The deadline for submitting paper tax returns is 31 October 2019 and 31 January 2020 for online versions. Late submissions can attract a £100 penalty. Any tax owed must be paid by 31 January 2020. 

5 self-assessment slip ups to avoid

Hargreaves Lansdown, the investment firm, has compiled a list of the most common mistakes taxpayers make when filing their tax returns – which can be all the more likely if it is done in a rush in between opening presents and Christmas dinner.

1. Forgetting pension tax relief

Higher-rate taxpayers are entitled to 40% tax relief on pension contributions. Savers into trust-based workplace schemes get the full 40% automatically, likewise if you pay pension contributions through salary sacrifice.

However, group personal pensions, group SIPPs and stakeholder pensions, where contributions are paid out of taxed income, are treated in the same way as personal pensions: you automatically get tax relief at 20%, and need to reclaim the difference on your tax return.
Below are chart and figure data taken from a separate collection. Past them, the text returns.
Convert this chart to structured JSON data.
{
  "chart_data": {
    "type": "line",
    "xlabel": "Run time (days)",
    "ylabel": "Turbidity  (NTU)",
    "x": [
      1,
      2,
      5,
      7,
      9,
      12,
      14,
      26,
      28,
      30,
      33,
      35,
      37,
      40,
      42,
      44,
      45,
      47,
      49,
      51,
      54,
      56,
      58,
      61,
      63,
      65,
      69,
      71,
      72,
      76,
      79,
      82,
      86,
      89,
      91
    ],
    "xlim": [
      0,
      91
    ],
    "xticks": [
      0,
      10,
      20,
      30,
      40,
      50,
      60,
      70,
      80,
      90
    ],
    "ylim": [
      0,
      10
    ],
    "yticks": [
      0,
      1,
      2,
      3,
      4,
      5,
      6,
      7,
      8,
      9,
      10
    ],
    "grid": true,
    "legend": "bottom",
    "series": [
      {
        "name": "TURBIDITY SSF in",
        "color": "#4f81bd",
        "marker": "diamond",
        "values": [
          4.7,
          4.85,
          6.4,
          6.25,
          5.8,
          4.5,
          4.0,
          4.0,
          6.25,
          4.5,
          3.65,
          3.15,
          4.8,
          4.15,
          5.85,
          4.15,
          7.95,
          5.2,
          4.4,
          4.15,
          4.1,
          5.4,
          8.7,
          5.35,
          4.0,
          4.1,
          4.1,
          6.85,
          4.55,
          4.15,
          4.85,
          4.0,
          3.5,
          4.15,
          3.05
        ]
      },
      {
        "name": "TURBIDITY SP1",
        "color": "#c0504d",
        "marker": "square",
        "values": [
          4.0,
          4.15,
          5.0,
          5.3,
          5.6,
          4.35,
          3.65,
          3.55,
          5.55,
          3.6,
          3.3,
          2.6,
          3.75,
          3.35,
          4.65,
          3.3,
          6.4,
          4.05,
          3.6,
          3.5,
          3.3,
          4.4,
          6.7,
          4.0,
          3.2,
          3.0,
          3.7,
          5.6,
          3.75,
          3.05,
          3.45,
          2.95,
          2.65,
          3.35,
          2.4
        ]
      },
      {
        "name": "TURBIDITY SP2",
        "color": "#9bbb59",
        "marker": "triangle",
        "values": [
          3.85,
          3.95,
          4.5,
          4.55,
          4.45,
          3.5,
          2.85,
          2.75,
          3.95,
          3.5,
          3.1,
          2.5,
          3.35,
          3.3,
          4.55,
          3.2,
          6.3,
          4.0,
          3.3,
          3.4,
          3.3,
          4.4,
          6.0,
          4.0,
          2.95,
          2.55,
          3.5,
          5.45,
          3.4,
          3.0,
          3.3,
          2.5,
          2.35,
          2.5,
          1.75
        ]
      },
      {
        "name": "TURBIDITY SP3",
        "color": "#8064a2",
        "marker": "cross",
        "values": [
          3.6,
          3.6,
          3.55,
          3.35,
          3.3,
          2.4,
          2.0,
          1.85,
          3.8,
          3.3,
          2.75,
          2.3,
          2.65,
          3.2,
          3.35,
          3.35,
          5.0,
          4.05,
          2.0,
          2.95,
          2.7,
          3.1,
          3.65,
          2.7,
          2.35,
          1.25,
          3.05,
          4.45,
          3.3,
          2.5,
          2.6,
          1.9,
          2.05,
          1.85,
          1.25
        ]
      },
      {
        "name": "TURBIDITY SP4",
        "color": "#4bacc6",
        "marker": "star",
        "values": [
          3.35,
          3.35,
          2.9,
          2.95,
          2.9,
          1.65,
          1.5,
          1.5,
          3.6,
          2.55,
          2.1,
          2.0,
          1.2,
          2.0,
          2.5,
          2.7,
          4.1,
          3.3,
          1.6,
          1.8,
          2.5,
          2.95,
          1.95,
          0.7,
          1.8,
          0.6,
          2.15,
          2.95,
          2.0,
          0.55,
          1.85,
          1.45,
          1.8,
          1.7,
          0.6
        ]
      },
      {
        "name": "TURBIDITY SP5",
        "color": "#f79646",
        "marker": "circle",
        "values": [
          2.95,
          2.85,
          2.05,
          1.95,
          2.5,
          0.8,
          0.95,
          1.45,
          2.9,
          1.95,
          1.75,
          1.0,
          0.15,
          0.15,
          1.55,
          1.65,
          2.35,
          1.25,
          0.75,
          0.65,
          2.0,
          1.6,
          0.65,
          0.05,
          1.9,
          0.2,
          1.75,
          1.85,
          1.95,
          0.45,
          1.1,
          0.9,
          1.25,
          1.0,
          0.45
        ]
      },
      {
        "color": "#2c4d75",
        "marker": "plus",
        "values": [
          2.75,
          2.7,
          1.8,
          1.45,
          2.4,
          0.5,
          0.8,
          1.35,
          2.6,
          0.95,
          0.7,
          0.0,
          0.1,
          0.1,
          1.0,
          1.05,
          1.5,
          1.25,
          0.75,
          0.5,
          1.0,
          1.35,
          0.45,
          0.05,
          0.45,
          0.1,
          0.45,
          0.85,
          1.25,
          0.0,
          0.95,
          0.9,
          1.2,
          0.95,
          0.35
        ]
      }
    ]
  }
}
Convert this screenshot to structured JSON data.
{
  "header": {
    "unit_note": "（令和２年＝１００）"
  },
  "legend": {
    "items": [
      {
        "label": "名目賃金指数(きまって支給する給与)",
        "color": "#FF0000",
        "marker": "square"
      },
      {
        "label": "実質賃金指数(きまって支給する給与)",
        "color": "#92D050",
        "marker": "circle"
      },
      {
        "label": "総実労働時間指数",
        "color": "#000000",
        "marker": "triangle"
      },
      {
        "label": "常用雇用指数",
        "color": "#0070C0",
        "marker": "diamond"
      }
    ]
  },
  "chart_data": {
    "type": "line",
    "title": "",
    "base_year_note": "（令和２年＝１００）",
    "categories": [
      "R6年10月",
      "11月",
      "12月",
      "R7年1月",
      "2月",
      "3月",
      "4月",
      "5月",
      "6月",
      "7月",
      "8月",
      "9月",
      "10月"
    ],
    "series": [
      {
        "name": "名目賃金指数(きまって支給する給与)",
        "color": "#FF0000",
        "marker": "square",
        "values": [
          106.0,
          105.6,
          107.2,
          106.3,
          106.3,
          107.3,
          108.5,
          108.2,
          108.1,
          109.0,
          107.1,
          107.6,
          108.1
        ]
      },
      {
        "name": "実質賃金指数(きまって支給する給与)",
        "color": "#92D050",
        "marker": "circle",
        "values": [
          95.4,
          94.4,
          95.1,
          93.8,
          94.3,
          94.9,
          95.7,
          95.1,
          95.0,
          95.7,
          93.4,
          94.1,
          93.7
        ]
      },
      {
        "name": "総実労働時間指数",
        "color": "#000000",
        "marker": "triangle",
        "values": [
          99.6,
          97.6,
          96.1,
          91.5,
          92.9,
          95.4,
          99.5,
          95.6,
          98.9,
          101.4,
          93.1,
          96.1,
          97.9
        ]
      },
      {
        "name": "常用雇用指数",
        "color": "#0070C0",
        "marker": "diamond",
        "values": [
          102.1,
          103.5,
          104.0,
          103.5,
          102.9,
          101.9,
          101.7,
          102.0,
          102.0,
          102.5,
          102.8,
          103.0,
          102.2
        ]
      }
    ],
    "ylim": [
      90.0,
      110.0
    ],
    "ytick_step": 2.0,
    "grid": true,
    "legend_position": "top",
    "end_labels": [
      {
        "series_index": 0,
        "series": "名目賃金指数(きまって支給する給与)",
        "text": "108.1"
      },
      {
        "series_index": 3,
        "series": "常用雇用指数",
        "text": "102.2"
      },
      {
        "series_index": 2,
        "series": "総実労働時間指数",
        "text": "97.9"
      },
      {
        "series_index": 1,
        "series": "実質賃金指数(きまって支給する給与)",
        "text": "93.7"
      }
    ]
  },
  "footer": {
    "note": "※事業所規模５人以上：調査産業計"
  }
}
Use gross contributions on the form – the total of everything you paid in, plus tax relief at 20%.

2. Not claiming gift aid

Basic rate taxpayers usually get this automatically by ticking a Gift Aid box – so if you make a £10 donation, the charity gets £12.50.  If you’re a higher rate taxpayer, you’ll need to reclaim the rest through your tax return.

3. Holding too much cash

Make a charity donation now and you can claim it on your tax return for 2018/19. This is particularly useful when you’re a higher rate taxpayer in one year, and a basic rate taxpayer the next. 

Enterprise Investment Schemes also offer 30% tax relief – which can be claimed on this tax return against income for 2018/19. 

4. Neglecting to divide joint accounts

If you have a joint stocks and shares, when you do your tax return, split the total dividends by the number of account holders, and each put it on your own return. This may help you stay below the £2,000 dividend allowance that kicked in in 2018/19.

5. Failing to fix mistakes on previous years

If you realise you’ve made a mistake on past returns, you can claim a refund for the past four years. Write to HMRC making a claim for ‘overpayment relief’, include proof that you’ve paid the tax, confirm you’ve not already reclaimed it, and add a signed declaration saying that the details are correct and complete.